UK researchers who reviewed safety conditions in international drug trials with children have called on sponsors to make sure independent safety monitoring committees are included in these trials.

The team led by Dr Helen Sammons, clinical associate professor in child health at the University of Nottingham’s Medical School, carried out a detailed analysis of 739 paediatric trials published between 1996 and 2002 to assess what safety measures were in place to monitor for adverse drug reactions.

They found that, while 74% of the papers described how safety monitoring was conducted during the study, only 2% – 13 out of 739 trials – had independent safety monitoring committees.

“We need to test drugs on children as the only other options are to use unlicensed drugs or prescribe drugs that have been licensed for adults off-label – outside the terms of their licence,” Dr Sammons commented.
“But we feel that the small number of studies that reported having safety monitoring committees was unacceptable. It is invaluable to have an independent monitor who can swiftly question any adverse drug reactions or differences in illness and death rates between groups taking part in the clinical trials.”

The researchers published their findings in the journal Acta Paediatrica. In all, 71% or 523 of the trials reported adverse events and 20% (151) of them reported a serious adverse event. These were not necessarily related to the drug used. Adverse drug reactions (ADRs) occurred in 36.5% (270) of the trials, with a moderate or severe ADR reported in 11% (80).

Six of the paediatric trials reviewed were terminated early because of significant drug toxicity, and all of these trials had safety monitoring committees. Studies reporting severe drug toxicity problems came from a wide range of countries, including Argentina, Belgium, Canada, Chile, China, France, India, Israel, Italy, Japan, the Netherlands, South Africa, Sweden, Taiwan, Thailand, Turkey, the UK and the US.

Deaths in 11% of trials
Deaths were reported in 11% (83) of the trials. In the majority of these, mortality was thought to be unrelated to the investigational drug, although in two trials mortality was higher in the treatment group.

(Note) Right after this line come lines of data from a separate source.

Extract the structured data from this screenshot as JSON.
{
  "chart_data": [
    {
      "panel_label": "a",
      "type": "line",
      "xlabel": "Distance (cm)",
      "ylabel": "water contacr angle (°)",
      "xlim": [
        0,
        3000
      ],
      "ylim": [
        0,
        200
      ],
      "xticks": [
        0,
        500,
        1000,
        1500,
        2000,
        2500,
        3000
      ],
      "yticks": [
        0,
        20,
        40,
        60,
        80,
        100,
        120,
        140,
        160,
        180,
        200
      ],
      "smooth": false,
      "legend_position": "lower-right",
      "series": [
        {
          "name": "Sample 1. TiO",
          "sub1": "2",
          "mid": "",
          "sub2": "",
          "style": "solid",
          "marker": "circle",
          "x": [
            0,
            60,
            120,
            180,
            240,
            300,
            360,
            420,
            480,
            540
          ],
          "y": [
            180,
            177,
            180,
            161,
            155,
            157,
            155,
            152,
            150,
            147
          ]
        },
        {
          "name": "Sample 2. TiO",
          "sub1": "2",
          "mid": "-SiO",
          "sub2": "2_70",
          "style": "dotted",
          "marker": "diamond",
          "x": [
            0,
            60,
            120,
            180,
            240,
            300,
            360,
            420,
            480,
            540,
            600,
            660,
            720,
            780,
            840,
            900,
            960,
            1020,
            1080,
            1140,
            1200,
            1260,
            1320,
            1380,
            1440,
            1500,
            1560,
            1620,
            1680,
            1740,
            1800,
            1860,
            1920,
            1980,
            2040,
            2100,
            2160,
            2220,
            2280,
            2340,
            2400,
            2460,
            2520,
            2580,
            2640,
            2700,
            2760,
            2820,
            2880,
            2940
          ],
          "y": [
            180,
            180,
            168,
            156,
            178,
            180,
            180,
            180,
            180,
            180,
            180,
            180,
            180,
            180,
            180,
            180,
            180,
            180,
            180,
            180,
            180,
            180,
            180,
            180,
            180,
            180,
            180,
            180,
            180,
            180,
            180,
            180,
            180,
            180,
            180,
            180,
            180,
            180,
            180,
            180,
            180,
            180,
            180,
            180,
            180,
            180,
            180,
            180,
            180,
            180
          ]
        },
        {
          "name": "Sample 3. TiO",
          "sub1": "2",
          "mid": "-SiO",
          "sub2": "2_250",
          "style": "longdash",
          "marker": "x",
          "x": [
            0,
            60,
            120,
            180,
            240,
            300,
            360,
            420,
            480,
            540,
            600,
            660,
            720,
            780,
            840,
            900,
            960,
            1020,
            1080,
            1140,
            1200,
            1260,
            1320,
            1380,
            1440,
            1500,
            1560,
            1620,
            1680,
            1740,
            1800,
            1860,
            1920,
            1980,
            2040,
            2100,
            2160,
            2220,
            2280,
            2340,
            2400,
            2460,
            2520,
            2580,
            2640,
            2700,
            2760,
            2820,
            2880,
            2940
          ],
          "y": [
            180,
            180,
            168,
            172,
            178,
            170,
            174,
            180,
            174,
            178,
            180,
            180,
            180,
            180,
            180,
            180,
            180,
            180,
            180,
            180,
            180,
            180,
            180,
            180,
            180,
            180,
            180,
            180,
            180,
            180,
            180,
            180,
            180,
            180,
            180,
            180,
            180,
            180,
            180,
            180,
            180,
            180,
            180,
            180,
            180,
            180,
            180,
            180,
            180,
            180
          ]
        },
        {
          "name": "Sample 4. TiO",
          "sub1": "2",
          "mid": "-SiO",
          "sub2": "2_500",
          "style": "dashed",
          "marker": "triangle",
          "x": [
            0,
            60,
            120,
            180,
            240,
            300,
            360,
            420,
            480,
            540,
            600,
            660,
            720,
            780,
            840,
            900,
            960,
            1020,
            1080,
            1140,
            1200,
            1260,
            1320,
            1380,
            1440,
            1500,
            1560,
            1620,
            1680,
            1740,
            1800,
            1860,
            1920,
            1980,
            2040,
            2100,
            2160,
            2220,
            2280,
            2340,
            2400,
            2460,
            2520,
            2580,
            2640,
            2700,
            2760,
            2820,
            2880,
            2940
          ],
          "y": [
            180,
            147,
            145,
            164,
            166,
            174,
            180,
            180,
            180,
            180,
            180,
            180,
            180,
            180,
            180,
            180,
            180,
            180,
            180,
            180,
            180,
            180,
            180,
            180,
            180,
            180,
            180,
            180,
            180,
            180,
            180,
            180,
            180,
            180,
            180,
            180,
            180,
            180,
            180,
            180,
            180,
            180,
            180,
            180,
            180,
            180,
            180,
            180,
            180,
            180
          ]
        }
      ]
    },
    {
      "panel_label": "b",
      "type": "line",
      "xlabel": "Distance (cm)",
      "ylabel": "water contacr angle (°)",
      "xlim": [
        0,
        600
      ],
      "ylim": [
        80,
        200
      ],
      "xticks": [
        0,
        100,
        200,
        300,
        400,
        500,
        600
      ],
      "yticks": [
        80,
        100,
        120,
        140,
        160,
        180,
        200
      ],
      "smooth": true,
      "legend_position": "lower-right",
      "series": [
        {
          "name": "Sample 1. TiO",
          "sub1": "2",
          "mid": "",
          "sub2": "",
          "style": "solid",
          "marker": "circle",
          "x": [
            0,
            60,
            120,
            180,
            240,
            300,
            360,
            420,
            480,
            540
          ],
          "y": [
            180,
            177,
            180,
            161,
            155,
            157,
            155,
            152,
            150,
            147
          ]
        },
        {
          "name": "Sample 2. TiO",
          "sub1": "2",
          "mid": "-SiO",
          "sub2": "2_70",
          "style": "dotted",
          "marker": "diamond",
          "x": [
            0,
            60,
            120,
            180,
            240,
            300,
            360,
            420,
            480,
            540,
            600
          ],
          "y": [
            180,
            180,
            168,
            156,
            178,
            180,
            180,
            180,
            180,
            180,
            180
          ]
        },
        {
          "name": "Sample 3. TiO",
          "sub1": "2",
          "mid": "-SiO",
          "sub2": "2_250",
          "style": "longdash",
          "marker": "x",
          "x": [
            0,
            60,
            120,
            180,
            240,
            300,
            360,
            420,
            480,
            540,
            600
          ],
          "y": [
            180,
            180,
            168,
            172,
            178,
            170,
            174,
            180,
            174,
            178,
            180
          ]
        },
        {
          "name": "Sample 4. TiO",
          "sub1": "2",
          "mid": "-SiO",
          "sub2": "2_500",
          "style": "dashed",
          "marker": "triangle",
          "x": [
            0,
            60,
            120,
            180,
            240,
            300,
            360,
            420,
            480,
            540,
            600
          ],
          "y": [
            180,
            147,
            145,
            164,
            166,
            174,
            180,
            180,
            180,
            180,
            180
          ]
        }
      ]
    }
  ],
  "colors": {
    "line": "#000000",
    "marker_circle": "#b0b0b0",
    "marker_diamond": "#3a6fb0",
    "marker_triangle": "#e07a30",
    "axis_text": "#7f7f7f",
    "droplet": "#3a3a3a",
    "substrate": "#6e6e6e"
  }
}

Death rates were highest in trials involving newborn babies. The researchers looked at 99 of these studies and 56% reported a death. Other major specialities in which mortality occurred included infectious diseases, neurology, respiratory diseases and kidney problems.

The Nottingham University team only reviewed papers published in English in the Medline database during the seven-year study period. They excluded trials covering HIV and cancer because of the high death rates from these diseases.

Another reason for including independent safety monitoring committees in paediatric trials is to ensure that parents are aware of the risks involved and the mechanisms that will be used during the trial to safeguard the children taking part.

As Dr Sammons pointed out, the issue has taken on greater urgency in the European Union with the incentives to conduct clinical trials in children provided by the regulation on medicinal products for paediatric use (No. 1901/2006).

“There is general agreement by paediatric health professionals, regulatory authorities and the pharmaceutical industry, as well as politicians and parents, that drug trials are essential in order to improve drug therapies,” she said.

“We are calling for all paediatric drug trials to include independent safety monitoring committees to ensure that this vital work is carried out in a way that minimises risks, and maximises benefits, for the children taking part.”